Numerical and Analytical Investigation of Free Vibration Behavior of Porous Functionally Graded Sandwich Plates

Abstract

This study investigates the free vibration analysis of a sandwich plate made of functionally graded materials (FGMs) with porosities to evaluate the natural frequency. Five parameters contribute to FGM: porous index, elastic parameters, porosity ratio, length-to-thickness ratio, and length-to-width ratio. Taking into account the thickness of the FGM plate, it is assumed that the plate has a new distribution of porosities. An investigation based on classical plate theory (CPT) examines kinematic relationships. This paper presents results for metal-ceramic functionally graded rectangular plates with a power law through the variation of volume fractions with porous ratio. A margin of error of not more than 5% applies to thin and thick plates. To validate the analytical results, a numerical investigation was conducted by employing the finite element method using ANSYS. This investigation was conducted on a 3D model of an FG system with SOLID186 an eight-noded element.

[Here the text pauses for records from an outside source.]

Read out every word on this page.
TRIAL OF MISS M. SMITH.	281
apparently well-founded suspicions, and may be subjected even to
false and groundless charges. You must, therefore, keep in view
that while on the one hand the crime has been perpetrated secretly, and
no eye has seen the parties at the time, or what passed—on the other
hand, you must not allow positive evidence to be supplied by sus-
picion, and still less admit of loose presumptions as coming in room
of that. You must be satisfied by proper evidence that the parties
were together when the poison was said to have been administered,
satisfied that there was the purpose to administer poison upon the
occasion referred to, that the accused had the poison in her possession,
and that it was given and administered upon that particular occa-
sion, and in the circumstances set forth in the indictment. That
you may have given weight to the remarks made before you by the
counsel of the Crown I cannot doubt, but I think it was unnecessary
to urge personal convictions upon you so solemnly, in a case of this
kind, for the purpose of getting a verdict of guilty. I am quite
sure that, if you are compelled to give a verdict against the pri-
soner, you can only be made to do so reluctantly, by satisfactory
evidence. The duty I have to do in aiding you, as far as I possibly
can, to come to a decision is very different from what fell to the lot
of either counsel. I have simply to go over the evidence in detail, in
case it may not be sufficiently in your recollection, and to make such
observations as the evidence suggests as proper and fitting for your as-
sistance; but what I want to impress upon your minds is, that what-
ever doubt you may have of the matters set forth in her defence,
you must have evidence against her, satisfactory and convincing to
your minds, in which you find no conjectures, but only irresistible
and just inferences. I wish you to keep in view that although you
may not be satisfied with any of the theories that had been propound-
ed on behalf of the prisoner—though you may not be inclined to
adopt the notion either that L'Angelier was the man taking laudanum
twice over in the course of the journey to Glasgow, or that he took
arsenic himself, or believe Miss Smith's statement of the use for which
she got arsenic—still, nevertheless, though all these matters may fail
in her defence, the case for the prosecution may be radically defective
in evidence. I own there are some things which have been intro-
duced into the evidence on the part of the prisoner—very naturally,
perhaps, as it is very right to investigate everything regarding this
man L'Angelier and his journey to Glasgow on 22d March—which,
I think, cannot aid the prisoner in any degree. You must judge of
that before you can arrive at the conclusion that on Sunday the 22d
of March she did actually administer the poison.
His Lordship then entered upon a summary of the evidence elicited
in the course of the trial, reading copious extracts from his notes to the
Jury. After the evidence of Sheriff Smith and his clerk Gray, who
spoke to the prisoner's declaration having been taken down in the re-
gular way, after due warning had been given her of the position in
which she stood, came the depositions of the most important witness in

Using various boundary conditions and selected models, illustrated the influence of porosity distribution characteristics on sandwich plate dynamic response. It was found that the frequency parameter of the plate increases with the increase in the sandwich structure mounting constraints. The plate thickness was divided into N layers to show the effect of several layers on the obtained results. It was found that the natural frequency for the FGM sandwich plate remains the same regardless of the number of layers for the same FGM thickness.